What emerged was a clear pattern: people want visibility into what an agent is doing, but they do not want to micromanage every click. Short demonstrations and occasional confirmations calm users. Total silence from the agent breeds suspicion. Abrupt automation without explanation does the same. Novices crave step-by-step explanations and soft checkpoints when actions have tangible consequences — purchases, account changes, anything that can’t be undone with a shrug. Experts, by contrast, prefer the agent to act more like a trusted colleague and less like a cautious assistant.

Trust, the study shows, behaves like glass: fragile and fast to crack. Hidden assumptions or small errors erode confidence quicker than smooth performance builds it. When an agent drifts off-script or faces ambiguity, participants preferred it to pause and ask a question rather than guess and act. That preference held even when extra confirmation felt mildly annoying — better safe than sorry, users seemed to say.
Design AI agents to adapt their level of transparency and control to both the task and the user's experience.

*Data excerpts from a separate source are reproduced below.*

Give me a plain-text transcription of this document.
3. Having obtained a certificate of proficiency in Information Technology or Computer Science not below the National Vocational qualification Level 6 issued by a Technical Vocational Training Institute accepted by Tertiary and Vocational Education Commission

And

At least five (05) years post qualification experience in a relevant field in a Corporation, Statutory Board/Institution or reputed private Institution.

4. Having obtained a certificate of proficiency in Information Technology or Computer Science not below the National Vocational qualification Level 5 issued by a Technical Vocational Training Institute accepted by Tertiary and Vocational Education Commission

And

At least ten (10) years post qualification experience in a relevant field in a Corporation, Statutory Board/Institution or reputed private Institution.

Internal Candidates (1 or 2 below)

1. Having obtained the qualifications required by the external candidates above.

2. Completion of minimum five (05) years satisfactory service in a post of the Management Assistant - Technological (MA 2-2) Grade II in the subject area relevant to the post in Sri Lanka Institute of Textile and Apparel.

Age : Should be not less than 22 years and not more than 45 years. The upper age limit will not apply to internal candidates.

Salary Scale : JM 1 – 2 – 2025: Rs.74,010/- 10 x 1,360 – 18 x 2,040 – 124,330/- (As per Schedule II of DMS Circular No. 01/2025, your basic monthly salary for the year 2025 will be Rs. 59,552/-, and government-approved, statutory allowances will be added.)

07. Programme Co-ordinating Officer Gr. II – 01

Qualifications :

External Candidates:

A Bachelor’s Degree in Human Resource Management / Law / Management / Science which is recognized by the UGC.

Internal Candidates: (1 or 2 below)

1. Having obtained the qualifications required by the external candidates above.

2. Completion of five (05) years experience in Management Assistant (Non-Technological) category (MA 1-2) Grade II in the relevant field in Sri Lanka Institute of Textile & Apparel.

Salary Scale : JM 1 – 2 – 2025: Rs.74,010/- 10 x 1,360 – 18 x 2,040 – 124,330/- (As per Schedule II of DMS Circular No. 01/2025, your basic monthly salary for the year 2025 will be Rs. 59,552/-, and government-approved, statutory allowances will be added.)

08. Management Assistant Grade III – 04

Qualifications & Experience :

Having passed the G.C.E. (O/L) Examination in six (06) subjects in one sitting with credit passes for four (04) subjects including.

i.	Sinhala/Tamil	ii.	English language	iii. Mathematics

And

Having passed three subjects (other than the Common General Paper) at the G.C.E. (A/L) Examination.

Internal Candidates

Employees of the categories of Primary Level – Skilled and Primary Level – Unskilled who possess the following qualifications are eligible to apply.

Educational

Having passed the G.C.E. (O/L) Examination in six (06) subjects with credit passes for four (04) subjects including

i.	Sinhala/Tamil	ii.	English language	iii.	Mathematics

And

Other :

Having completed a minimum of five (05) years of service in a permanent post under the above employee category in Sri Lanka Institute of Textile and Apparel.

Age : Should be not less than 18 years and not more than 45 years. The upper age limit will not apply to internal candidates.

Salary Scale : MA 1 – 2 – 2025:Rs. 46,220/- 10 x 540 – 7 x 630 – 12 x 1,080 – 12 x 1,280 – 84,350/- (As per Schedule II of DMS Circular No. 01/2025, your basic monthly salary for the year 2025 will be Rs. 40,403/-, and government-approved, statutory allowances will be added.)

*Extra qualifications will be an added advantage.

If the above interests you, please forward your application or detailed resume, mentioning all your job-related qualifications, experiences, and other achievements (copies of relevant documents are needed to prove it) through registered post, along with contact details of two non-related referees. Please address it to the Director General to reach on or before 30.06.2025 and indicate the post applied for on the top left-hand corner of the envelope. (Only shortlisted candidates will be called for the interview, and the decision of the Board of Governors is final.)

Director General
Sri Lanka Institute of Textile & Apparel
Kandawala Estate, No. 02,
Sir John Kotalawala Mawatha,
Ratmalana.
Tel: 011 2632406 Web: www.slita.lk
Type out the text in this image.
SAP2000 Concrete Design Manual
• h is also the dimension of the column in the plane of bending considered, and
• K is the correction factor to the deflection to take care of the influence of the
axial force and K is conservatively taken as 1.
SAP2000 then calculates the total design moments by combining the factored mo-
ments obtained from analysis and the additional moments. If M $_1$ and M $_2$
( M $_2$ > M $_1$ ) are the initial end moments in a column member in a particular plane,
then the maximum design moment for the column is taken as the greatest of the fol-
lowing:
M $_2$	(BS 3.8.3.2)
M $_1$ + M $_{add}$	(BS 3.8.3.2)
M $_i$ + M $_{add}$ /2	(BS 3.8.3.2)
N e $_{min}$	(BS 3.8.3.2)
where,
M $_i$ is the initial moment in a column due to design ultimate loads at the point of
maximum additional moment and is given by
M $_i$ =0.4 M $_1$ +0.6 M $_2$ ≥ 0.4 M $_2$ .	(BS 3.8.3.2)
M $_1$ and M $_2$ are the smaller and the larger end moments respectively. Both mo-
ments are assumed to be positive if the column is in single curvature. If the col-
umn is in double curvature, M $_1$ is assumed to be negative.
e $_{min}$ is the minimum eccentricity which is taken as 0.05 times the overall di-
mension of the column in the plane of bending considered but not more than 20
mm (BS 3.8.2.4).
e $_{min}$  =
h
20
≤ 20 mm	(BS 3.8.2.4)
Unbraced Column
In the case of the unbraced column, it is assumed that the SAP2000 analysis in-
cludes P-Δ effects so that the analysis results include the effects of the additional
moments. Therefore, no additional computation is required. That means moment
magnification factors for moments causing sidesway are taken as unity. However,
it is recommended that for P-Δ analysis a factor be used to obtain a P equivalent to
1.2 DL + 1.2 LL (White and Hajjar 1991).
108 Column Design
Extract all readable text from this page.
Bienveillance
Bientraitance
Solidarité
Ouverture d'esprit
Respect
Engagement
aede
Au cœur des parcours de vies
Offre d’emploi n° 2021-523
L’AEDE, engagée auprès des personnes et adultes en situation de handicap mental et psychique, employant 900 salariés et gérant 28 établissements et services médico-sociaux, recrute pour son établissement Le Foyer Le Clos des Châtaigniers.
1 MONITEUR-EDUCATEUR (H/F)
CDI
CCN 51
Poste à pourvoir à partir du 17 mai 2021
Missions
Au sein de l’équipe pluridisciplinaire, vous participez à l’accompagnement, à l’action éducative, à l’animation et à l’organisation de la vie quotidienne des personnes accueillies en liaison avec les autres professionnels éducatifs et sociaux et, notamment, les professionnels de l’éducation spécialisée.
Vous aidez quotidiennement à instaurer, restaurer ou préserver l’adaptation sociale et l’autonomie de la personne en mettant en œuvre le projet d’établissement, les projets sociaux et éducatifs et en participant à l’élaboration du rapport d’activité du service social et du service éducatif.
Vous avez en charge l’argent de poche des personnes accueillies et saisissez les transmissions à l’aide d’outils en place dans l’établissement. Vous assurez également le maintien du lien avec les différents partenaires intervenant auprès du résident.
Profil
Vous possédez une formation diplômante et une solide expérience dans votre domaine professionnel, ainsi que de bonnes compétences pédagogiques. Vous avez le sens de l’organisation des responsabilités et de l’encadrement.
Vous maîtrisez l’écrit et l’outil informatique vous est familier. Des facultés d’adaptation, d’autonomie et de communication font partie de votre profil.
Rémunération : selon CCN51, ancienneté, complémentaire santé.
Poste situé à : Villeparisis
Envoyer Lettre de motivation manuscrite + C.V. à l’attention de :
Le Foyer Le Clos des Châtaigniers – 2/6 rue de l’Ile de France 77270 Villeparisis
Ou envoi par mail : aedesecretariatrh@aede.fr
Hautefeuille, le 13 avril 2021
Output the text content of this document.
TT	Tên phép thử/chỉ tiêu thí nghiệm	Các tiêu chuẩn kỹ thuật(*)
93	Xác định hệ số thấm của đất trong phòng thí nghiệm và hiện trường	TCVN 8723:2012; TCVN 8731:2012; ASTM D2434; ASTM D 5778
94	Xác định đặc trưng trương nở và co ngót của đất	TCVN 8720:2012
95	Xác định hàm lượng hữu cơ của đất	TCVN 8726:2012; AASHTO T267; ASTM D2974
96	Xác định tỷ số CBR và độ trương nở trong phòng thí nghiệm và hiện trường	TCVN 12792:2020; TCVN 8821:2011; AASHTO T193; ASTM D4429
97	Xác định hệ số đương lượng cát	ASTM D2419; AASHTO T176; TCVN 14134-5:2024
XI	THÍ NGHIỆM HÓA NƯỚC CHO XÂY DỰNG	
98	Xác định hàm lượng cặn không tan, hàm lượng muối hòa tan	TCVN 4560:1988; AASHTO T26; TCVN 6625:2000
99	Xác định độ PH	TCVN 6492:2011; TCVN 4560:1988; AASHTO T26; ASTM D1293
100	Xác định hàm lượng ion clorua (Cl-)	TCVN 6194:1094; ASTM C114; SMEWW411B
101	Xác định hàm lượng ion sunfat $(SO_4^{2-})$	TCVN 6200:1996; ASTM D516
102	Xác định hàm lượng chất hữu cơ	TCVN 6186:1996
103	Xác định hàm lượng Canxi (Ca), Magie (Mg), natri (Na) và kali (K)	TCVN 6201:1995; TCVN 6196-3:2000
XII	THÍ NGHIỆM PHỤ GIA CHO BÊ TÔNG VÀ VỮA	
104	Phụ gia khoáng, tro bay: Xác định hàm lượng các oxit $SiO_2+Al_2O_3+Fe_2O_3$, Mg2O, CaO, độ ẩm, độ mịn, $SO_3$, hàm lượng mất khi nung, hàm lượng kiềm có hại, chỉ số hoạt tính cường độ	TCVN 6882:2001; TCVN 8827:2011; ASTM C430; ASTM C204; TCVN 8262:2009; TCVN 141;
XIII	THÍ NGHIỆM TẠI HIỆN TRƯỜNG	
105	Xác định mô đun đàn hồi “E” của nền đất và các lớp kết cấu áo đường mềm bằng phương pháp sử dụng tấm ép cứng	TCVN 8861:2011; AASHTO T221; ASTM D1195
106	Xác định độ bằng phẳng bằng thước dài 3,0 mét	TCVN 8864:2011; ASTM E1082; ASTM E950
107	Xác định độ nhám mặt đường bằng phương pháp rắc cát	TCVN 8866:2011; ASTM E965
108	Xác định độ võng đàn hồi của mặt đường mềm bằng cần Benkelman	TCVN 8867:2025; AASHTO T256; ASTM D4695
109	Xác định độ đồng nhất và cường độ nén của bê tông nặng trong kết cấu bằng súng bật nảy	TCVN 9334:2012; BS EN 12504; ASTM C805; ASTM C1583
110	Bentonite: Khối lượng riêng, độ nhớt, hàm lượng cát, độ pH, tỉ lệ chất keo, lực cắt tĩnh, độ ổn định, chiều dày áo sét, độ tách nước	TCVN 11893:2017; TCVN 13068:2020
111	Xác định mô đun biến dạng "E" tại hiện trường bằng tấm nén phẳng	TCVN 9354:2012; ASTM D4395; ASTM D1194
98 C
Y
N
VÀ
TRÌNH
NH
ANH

For designers and app-makers the implications are practical. Build interfaces that show intent and progress, let users stop or correct actions easily, and tune how much explanation you surface based on the stakes of the task and the user's familiarity with the tool. The paper provides a usable framework — not theoretical wallpaper — to shape those decisions: four categories and dozens of features you can test, iterate, and measure against real user behavior.
It’s not just about smarter models. It’s about smarter interactions. And in the short term, the little choices — a confirmation here, a visible step there, a timely pause when the agent hesitates — will shape whether people trust automation or turn it off.